By Yoshiaki Nohara and Shigeki Nozawa
Oct. 23 (Bloomberg) -- The euro may extend its three-month rally to reach $1.53, according to Tokai Tokyo Securities Co., citing trading patterns.
The 16-nation currency, which rose above $1.50 on Oct. 21 for the first time in 14 months, is now on course for $1.5163, a level that represents a 76.4 percent Fibonacci retracement of its decline from $1.6038 in July 2008 to $1.2330 on October 2008, said Yoh Nihei, a trading group manager at Tokai Tokyo.
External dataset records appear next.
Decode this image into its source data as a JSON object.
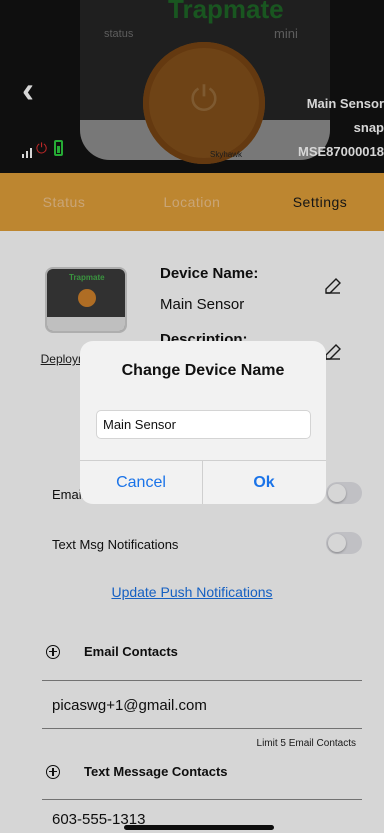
{
  "colors": {
    "accent": "#E2A03A",
    "link": "#1A73E8",
    "battery": "#2ECC40",
    "power": "#E03030"
  },
  "header": {
    "back_icon": "chevron-left-icon",
    "device_brand": "Trapmate",
    "device_model": "mini",
    "device_status": "status",
    "device_label": "Main Sensor",
    "device_sub": "snap",
    "device_serial": "MSE87000018",
    "device_small": "Skyhawk"
  },
  "tabs": [
    {
      "label": "Status"
    },
    {
      "label": "Location"
    },
    {
      "label": "Settings"
    }
  ],
  "settings": {
    "thumb_brand": "Trapmate",
    "deploy_text": "Deployment Photo",
    "device_name_label": "Device Name:",
    "device_name_value": "Main Sensor",
    "description_label": "Description:",
    "email_notifications_label": "Email Notifications",
    "text_notifications_label": "Text Msg Notifications",
    "update_push_link": "Update Push Notifications",
    "email_contacts_label": "Email Contacts",
    "email_contact": "picaswg+1@gmail.com",
    "email_limit": "Limit 5 Email Contacts",
    "text_contacts_label": "Text Message Contacts",
    "text_contact": "603-555-1313"
  },
  "dialog": {
    "title": "Change Device Name",
    "input_value": "Main Sensor",
    "cancel_label": "Cancel",
    "ok_label": "Ok"
  }
}
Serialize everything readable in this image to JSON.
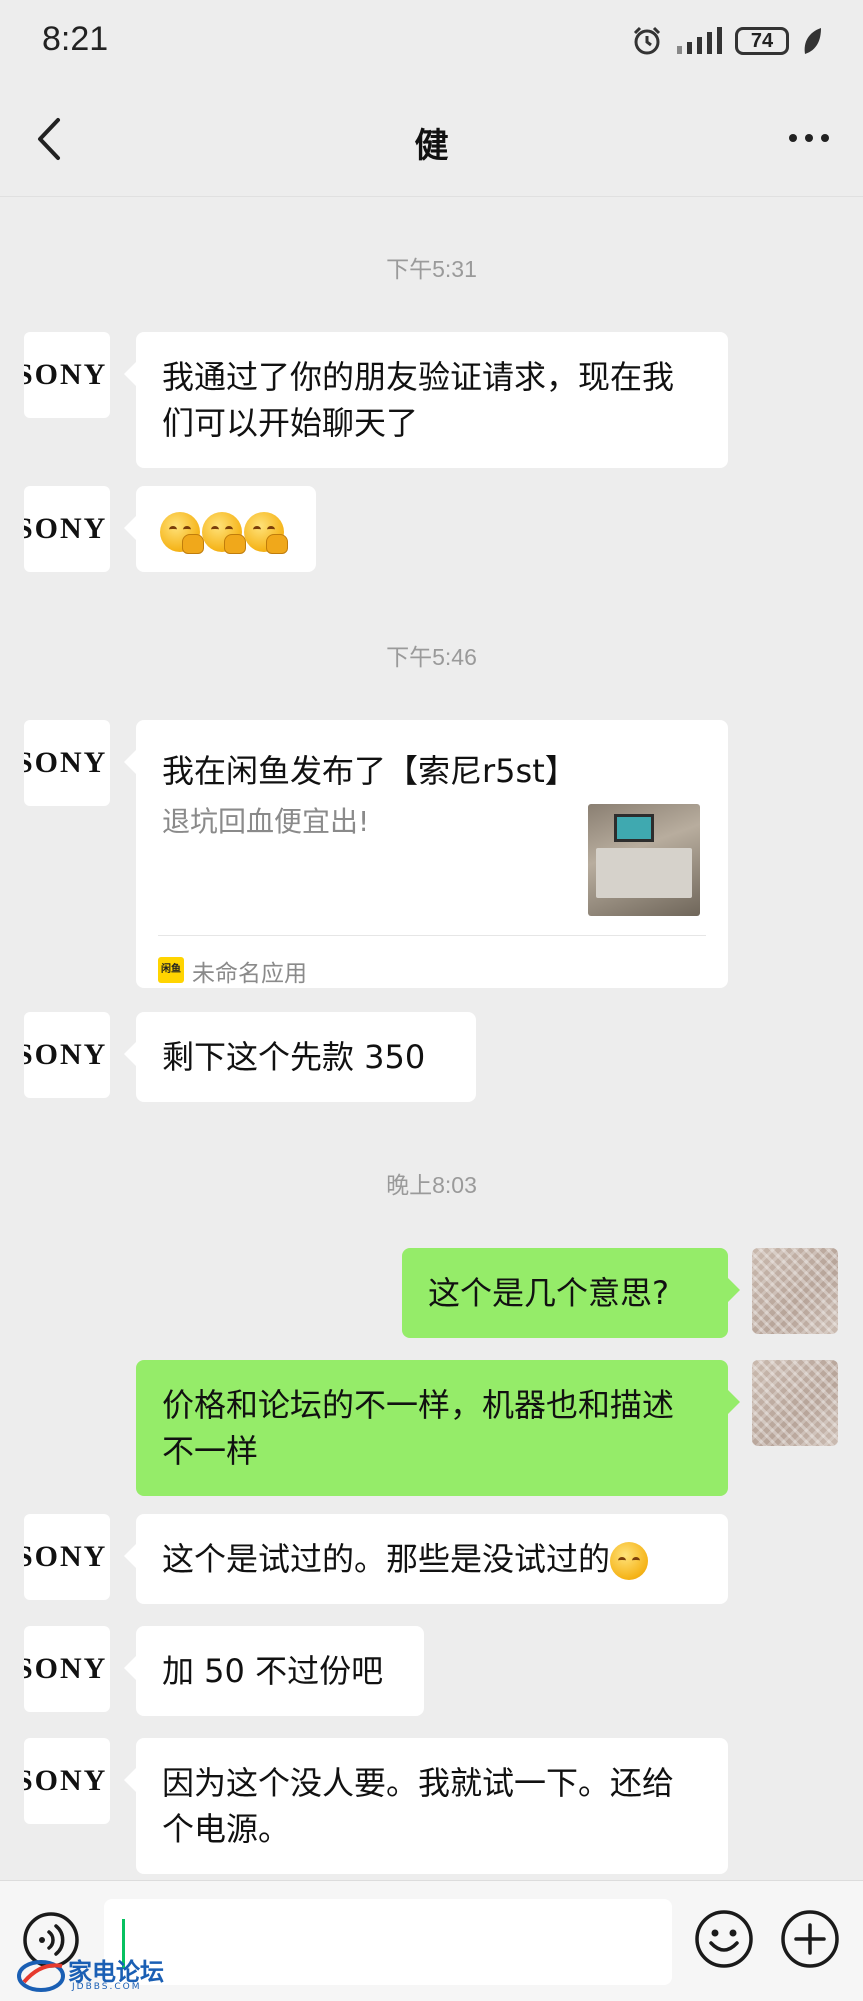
{
  "status_bar": {
    "time": "8:21",
    "battery": "74"
  },
  "header": {
    "title": "健"
  },
  "timestamps": [
    "下午5:31",
    "下午5:46",
    "晚上8:03"
  ],
  "avatar_text": "SONY",
  "messages": {
    "m1": "我通过了你的朋友验证请求，现在我们可以开始聊天了",
    "m4": "剩下这个先款 350",
    "m5": "这个是几个意思?",
    "m6": "价格和论坛的不一样，机器也和描述不一样",
    "m7": "这个是试过的。那些是没试过的",
    "m8": "加 50 不过份吧",
    "m9": "因为这个没人要。我就试一下。还给个电源。"
  },
  "share_card": {
    "title": "我在闲鱼发布了【索尼r5st】",
    "description": "退坑回血便宜出!",
    "app_name": "未命名应用",
    "app_icon_text": "闲鱼"
  },
  "watermark": {
    "text": "家电论坛",
    "sub": "JDBBS.COM"
  }
}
“The euro finally passed $1.50, which was a key psychological level,” Tokyo-based Nihei said in an interview with Bloomberg yesterday. “There’s still room for the currency to advance. It is also likely to keep rising next year.”
The euro traded at $1.5029 as of 7:35 a.m. in Tokyo, having advanced 2.7 percent this month.
Daily momentum indicators such as moving average convergence/divergence also show buy signals, Nihei said. Should the euro strengthen above $1.5163, it may climb to $1.53 by year-end, the highest level since Aug. 8, 2008, he said.
Fibonacci analysis is based on a theory that prices rise or fall by certain percentages after reaching a high or low. A break above resistance or below support indicates a currency may move to the next level. Other significant numbers include 38.2 percent, 50 percent and 61.8 percent.
MACD charts can indicate whether a price shift is a change in trend or a short-term deviation by comparing moving averages based on nine-, 12- and 26-day periods.
In technical analysis, investors and analysts study charts of trading patterns and prices to forecast changes in a security, commodity, currency or index.